The sensor was subsequently coated with the recognition molecules. A solution of SARS- CoV-2 Spike glycoprotein antibody was prepared in PBS, and a solution of ACE2 was prepared in ultrapure sterilized water. 1 pL of each was applied to the working electrode of the sensor. The sensor was then dried overnight at 2-8 °C.

Next the sensor was rinsed and coated with blocking buffer 1% Bovine Serum Albumin 1% Dextrose 0.005% Tween-20 mixture prepared in sterile PBS; 30pL of the 1% BSA 1% Dextrose 0.005% Tween-20 was coated onto the sensor covering all three electrodes. The sensor was again dried overnight at 2-8°C.

Subsequently the sensor was rinsed with sterile PBS and briefly left to dry, before it was coated with the redox indicator: 1 pl of 200mM Potassium hexacyanoferrate(ll) trihydrate prepared in 0.1 M potassium chloride 10mM Phosphate buffer (pH7.4). The senor was then dried at room temperature for 30 minutes. Experiment 2 - challenging sensor device with various amounts of SARS-CoV-2 Sensor devices according to Experiment 1 was used to detect various amounts SARS CoV-2 virus, ranging from 6.7x10 ⁵ PFU/ml to 6.7 PFU/ml.
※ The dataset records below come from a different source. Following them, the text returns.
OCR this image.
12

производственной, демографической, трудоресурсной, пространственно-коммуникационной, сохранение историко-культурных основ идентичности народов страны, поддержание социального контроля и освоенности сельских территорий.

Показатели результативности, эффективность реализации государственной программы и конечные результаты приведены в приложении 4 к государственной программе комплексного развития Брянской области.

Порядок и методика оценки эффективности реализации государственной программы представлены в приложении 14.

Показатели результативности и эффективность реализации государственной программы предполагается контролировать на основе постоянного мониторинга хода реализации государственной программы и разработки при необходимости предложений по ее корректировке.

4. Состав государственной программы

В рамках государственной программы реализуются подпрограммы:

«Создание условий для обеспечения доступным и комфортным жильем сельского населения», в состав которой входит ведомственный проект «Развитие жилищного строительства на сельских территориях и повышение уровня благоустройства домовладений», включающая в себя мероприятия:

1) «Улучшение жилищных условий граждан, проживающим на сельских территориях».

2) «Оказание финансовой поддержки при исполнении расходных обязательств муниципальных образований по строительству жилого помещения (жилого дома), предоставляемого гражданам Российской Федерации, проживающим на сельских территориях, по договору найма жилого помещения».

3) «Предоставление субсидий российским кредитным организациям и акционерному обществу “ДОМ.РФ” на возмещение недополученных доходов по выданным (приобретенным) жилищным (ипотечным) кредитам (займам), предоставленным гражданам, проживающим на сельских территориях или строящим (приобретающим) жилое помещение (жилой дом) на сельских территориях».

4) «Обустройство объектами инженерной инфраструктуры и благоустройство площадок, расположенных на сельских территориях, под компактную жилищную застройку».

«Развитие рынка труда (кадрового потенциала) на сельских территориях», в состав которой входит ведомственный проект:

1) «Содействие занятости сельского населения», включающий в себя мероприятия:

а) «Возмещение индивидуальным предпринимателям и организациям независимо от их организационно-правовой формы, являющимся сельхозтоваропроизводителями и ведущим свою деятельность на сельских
A SARS-CoV-2 stock at 6.7x10 ⁶ PFU/mL was serially diluted in sterile culture media to form concentrations ranging from 6.7x10 ⁵ PFU/ml to 6.7 PFU/ml. 30 pL of each viral concentration was applied to sensors in three replicates and incubated for 5 minutes. The sensor was then tested using a laboratory potentiostat to administer square wave voltammetry. The results were presented on the scientific software displaying the current v potential graph as shown in Figure 7.

The data in Figure 7 shows the raw signal when the sensors were used to detect SARS CoV-2. It is clear that the signal changes linearly with the concentration of virus, indicating that the sensor device according to the invention does indeed detect the virus, and that the response is dependent on the virus concentration in a sample.